A plain L attenuator using 1k & 270r will give Zout=213r

Will the cdp like feeding a near 1k load?

Or fit it inside the RCA plug that goes into the amp.

Using lower values (270ohm) loaded the cdp output. The mV out before the resistor was being dropped which I did'nt like.

Some people beleive very firmly in attenuating the cd output.

http://www.russandrews.com/category...000117406985FKNCYIFVMPVNUTHS&cat_id=PINTEANAL

click on 'How do I cure that hard ‘CD’ sound?' (on the right)

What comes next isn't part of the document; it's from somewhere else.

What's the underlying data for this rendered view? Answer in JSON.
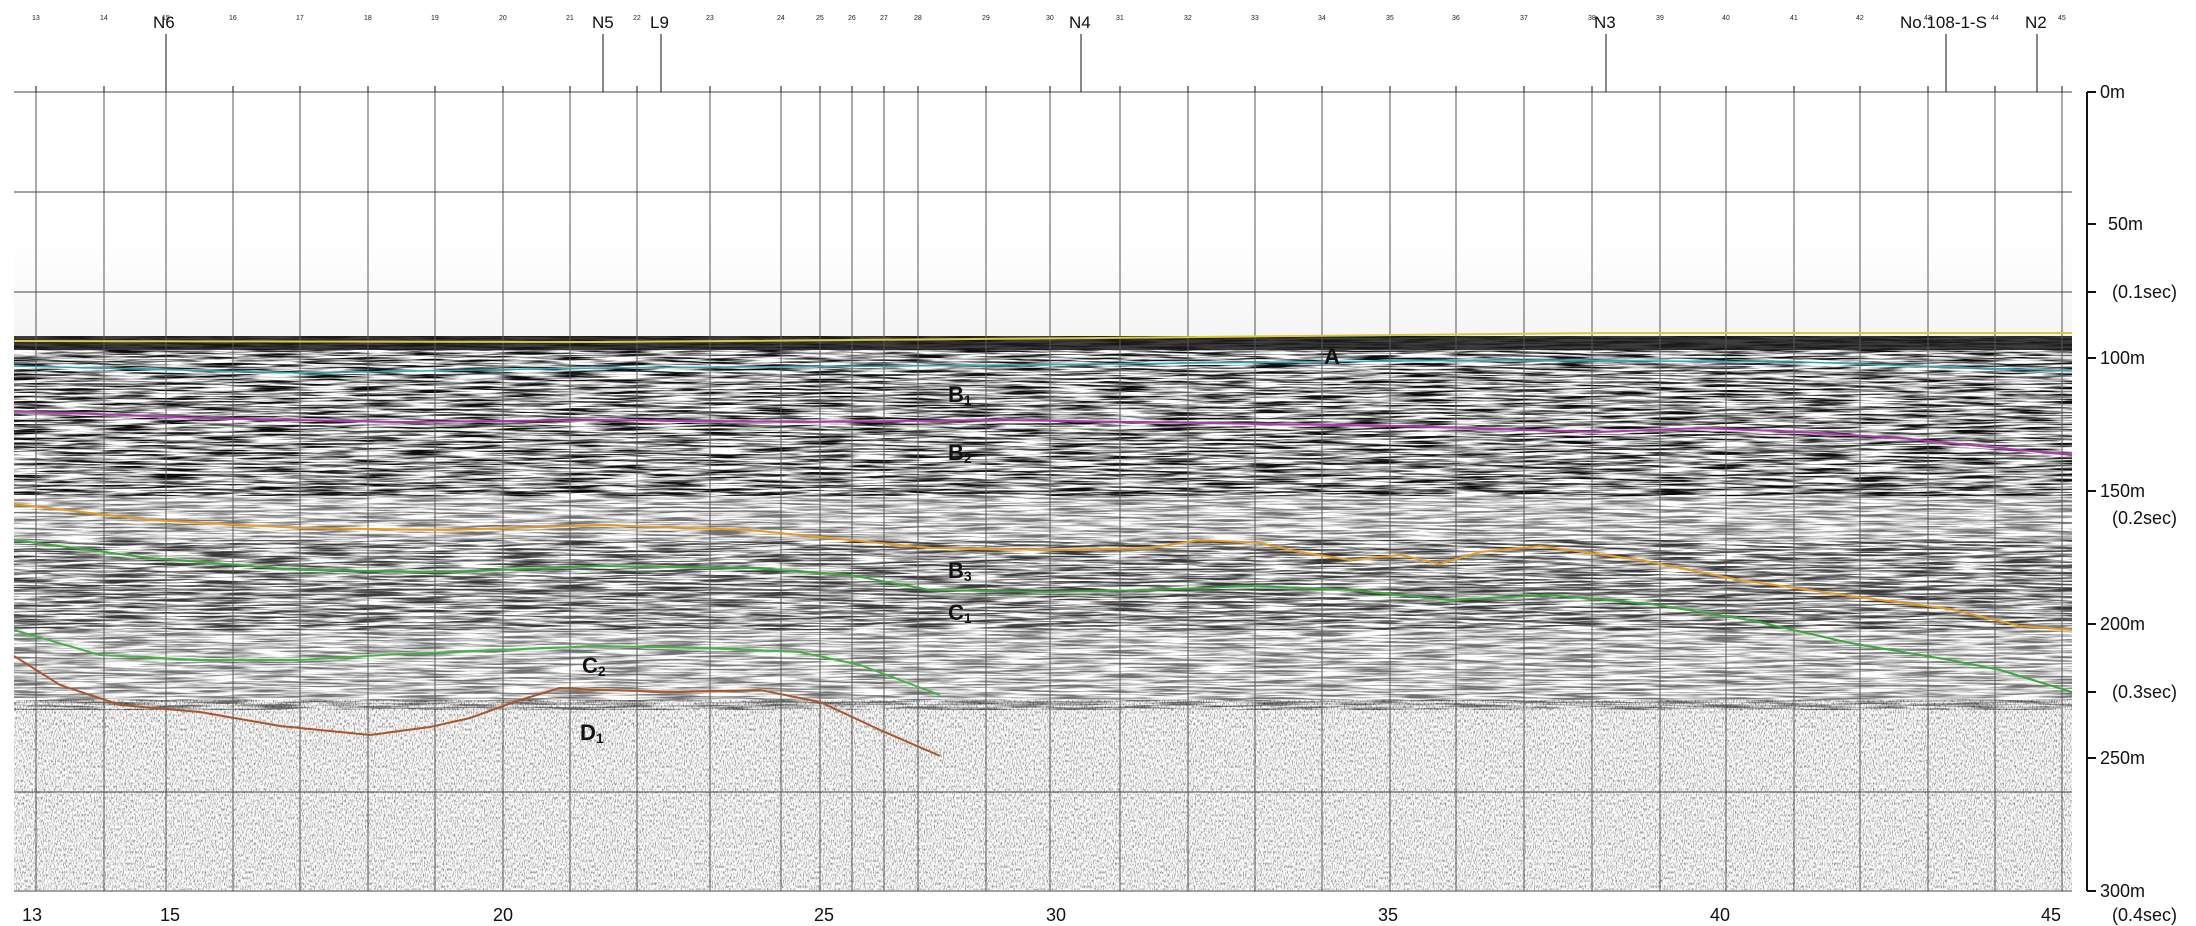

and then click 'For more detailed information click here'

Brent
 
6h5c said:
Why do you need a preamp anyway (unless you are into vinyl of course)? A rotary switch and a volume pot is all it takes. All sources like the TV, CD-player and DVD player are about the same volume level.

Regards,

Ray

Hi Ray,

Do you like that limp, lifeless sound? I prefer the sound with a preamp. Gutsy, with bass. I lived a while with the CDP straight into the power amp and it was not good enough.

IMHO

Simon
 
any good cdp trouble shooters out there?

Hi Guys

Ive got issues, any one got some ideas.
I posted here.
http://www.diyaudio.com/forums/showthread.php?postid=1067287#post1067287

Is a skipping cd player just a faulty laser? Im sure it was ok before I did my mods and everything hs been checked again. It seems to go fine somedays and bad others.

help much appreciated. Want to sort this play out so I can get onto finishing my cd67se:)
 
Hi Rowe,
you can attenuate your CDP if that gives improved sound. I have no problem with that. Or even if it improves operation (matched signal levels).

I asked two questions.

Why "T" when it increases the source resistance seen by the receiver?

Can CDP drive a near 1k load?

Are you sure you have the correct/best attenuator here?

Why on earth refer me to Russ Andrews' site selling attenuators for £90 a pair, when you can make one with two resistors costing £0.015 and fit them inside an existing RCA plug?
 
SimontY said:
I prefer the sound with a preamp. Gutsy, with bass. I lived a while with the CDP straight into the power amp and it was not good enough.
Simon, this sounds more like a better matched set of input/output impedances rather than better with a preamp.

Passive attenuator is difficult to get performing well if the source and receive impedances are dancing all over as you adjust volume. But, it is possible with certain combinations.

Adding buffers before and/or after the volume help tremendously at correcting the required impedances.

The pre-amp if designed correctly is basically a buffered volume control and a switch. It's the correction provided by the buffer that gets rid of the problem impedance that sounds better. Not the pre-amp per se.

Will,
what's a TVC?
 
AndrewT said:
Hi Rowe,
you can attenuate your CDP if that gives improved sound. I have no problem with that. Or even if it improves operation (matched signal levels).

I asked two questions.

Why "T" when it increases the source resistance seen by the receiver?

Can CDP drive a near 1k load?

Are you sure you have the correct/best attenuator here?

Why on earth refer me to Russ Andrews' site selling attenuators for £90 a pair, when you can make one with two resistors costing £0.015 and fit them inside an existing RCA plug?

I went with the 'T' circuit after plenty of research, there is conflicting ideas on which is best but there seemed to be more favour towards the 'T' over the 'L'. Some amp inputs did not like the resistor to gnd.

I sent the link to Russ A so you and people could see the reason for doing this. NOT to buy one. And why can't he make one with cheap plugs as he charges a small amount to buy an interconnect with the attenuation option fitted!

Maybe 1K could be a little large a value, this is for me to experiment with.